The findings of this study provide clear answers to the impact of FWAs, as a management strategy, moderating the relationship between employee experiences and perceived productivity and mental wellbeing. If organisations look at utilising FWAs, they can influence the impact of employee experiences on employee perceived productivity and mental wellbeing.
6. Conclusions
This research investigates the relationship between flexible working arrangements (FWAs), employee experiences (EE), and perceived productivity (PP) within New Zealand workplaces, drawing on the Job Demands-Resources (JD-R) model. Through a survey of 176 employees, the study examines how FWAs influence autonomy, work demands, and perceived productivity. The findings (see
Table 7) indicate that employee experiences framed as opportunities (EEOPP) are positively associated with productivity, while those framed as challenges (EECHALL) show a negative correlation. Furthermore, management strategies (MS) were found to play a significant moderating role, enhancing the positive effects of EEOPP and mitigating the negative impact of EECHALL on productivity.
These findings reinforce and extend the JD-R framework by demonstrating that FWAs can serve as strategic resources when implemented thoughtfully. Rather than being viewed simply as accommodations, FWAs should be recognised as tools that managers can use to proactively shape employee experiences and drive performance. Managers can leverage FWAs strategically by fostering autonomy, providing clarity around expectations, ensuring consistent communication, and offering targeted support for remote or hybrid workers. For instance, establishing regular check-ins, supporting flexible scheduling within performance boundaries, and ensuring access to appropriate technology can significantly enhance employee wellbeing and output.

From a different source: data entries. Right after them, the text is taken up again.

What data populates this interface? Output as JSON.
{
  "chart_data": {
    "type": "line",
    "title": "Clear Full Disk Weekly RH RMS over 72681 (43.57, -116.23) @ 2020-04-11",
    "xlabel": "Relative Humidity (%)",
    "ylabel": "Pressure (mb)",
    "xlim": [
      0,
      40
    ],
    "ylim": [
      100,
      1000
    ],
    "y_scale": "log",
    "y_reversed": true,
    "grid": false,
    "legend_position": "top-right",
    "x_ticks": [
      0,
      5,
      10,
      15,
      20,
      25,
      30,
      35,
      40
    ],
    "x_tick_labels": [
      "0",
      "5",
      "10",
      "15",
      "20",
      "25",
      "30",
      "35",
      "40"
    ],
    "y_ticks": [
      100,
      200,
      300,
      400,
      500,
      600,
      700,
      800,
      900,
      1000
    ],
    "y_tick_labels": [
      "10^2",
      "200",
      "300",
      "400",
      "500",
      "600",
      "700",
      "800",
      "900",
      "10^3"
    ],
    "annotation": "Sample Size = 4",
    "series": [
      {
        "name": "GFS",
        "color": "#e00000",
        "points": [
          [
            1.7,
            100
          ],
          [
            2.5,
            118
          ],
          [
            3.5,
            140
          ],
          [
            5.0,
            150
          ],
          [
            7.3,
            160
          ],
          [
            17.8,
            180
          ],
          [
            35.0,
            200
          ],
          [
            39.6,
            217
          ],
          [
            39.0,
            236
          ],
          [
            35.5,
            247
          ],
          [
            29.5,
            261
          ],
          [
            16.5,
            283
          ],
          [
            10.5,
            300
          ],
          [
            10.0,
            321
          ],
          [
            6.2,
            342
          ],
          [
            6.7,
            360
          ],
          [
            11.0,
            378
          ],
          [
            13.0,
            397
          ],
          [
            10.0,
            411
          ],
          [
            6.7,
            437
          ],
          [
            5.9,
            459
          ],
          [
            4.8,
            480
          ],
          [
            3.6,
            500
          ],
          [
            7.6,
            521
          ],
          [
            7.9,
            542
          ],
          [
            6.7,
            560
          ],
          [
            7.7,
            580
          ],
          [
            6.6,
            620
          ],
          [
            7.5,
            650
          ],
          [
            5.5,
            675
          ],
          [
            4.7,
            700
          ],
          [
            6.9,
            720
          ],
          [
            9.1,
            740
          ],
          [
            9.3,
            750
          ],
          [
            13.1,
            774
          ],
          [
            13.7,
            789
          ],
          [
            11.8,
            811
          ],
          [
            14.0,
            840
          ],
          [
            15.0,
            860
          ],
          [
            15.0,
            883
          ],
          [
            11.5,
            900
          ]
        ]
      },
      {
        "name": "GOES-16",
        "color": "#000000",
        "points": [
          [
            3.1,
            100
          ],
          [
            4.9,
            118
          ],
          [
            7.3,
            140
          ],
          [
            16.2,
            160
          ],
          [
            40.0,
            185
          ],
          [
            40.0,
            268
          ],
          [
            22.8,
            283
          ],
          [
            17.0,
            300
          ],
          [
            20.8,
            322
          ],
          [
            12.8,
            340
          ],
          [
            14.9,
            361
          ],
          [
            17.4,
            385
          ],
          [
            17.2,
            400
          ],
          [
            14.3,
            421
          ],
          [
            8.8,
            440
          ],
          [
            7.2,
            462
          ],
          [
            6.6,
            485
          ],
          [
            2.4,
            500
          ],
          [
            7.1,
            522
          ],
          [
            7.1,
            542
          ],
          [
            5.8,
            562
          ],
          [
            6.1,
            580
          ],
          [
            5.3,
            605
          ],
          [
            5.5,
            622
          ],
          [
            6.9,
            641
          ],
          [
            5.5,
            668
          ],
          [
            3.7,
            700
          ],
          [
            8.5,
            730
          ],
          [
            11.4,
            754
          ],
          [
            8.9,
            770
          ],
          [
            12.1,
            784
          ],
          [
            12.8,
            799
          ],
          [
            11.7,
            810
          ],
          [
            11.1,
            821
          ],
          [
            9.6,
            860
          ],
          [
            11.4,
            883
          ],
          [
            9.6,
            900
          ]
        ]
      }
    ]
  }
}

At the policy level, organisations must move beyond ad hoc approaches to flexible work and invest in formalised support structures. This includes developing clear FWA policies that define eligibility, expectations, and support mechanisms. Organisations should institutionalise training programmes for managers to lead hybrid teams effectively, ensure ergonomic and digital support for remote workers, and build a culture of trust and accountability. National policy frameworks could further support this by offering guidance on remote work standards, incentivising inclusive FWA policies, and ensuring legal protections around flexibility, equity, and worker wellbeing.

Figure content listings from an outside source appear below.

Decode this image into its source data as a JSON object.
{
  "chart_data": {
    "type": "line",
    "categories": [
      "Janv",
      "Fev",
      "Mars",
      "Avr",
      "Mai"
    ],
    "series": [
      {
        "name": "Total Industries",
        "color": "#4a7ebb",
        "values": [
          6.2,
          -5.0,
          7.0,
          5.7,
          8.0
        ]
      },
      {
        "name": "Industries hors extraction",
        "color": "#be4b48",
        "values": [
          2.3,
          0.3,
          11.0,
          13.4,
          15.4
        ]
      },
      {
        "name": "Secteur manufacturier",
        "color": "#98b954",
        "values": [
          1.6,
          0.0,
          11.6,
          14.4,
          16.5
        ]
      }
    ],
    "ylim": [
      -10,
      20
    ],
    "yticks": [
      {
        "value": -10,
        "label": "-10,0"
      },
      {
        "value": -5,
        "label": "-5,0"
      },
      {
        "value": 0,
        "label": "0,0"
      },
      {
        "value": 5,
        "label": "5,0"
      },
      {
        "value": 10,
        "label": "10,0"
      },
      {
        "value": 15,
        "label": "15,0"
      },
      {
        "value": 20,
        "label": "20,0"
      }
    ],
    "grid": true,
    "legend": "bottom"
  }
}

This study is subject to several limitations. First, it relies on self-reported data, which may be influenced by response bias or social desirability effects. Future studies could benefit from incorporating multi-source data—such as supervisor assessments, performance metrics, or observational data—to validate and triangulate findings. Second, the cross-sectional design limits the ability to draw causal inferences or assess how FWAs influence employee outcomes over time. Longitudinal research is needed to explore the long-term effects of FWAs on productivity, engagement, and wellbeing, particularly in evolving hybrid work contexts.

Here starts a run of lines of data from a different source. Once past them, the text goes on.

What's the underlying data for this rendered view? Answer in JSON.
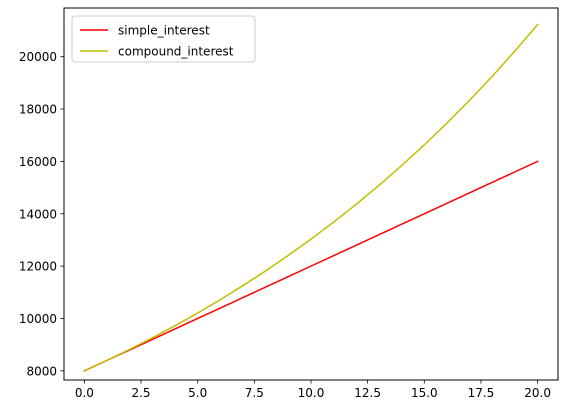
{
  "chart_data": {
    "type": "line",
    "title": "",
    "xlabel": "",
    "ylabel": "",
    "xlim": [
      -0.9,
      20.9
    ],
    "ylim": [
      7650,
      21860
    ],
    "grid": false,
    "legend_position": "top-left",
    "x_ticks": [
      0.0,
      2.5,
      5.0,
      7.5,
      10.0,
      12.5,
      15.0,
      17.5,
      20.0
    ],
    "x_tick_labels": [
      "0.0",
      "2.5",
      "5.0",
      "7.5",
      "10.0",
      "12.5",
      "15.0",
      "17.5",
      "20.0"
    ],
    "y_ticks": [
      8000,
      10000,
      12000,
      14000,
      16000,
      18000,
      20000
    ],
    "y_tick_labels": [
      "8000",
      "10000",
      "12000",
      "14000",
      "16000",
      "18000",
      "20000"
    ],
    "x": [
      0,
      1,
      2,
      3,
      4,
      5,
      6,
      7,
      8,
      9,
      10,
      11,
      12,
      13,
      14,
      15,
      16,
      17,
      18,
      19,
      20
    ],
    "series": [
      {
        "name": "simple_interest",
        "color": "#ff0000",
        "values": [
          8000,
          8400,
          8800,
          9200,
          9600,
          10000,
          10400,
          10800,
          11200,
          11600,
          12000,
          12400,
          12800,
          13200,
          13600,
          14000,
          14400,
          14800,
          15200,
          15600,
          16000
        ]
      },
      {
        "name": "compound_interest",
        "color": "#bfbf00",
        "values": [
          8000,
          8400,
          8820,
          9261,
          9724,
          10210,
          10721,
          11257,
          11820,
          12411,
          13031,
          13683,
          14367,
          15085,
          15840,
          16632,
          17463,
          18336,
          19253,
          20216,
          21226
        ]
      }
    ]
  }
}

Finally, this study was conducted within a New Zealand context, and cultural or institutional factors may shape the generalisability of the findings. Comparative research across different countries or regions could offer valuable insights into how cultural values, employment legislation, and managerial norms interact with flexible work practices. Future studies should examine how FWAs function in diverse organisational and cultural settings, enabling a more global understanding of their efficacy and challenges.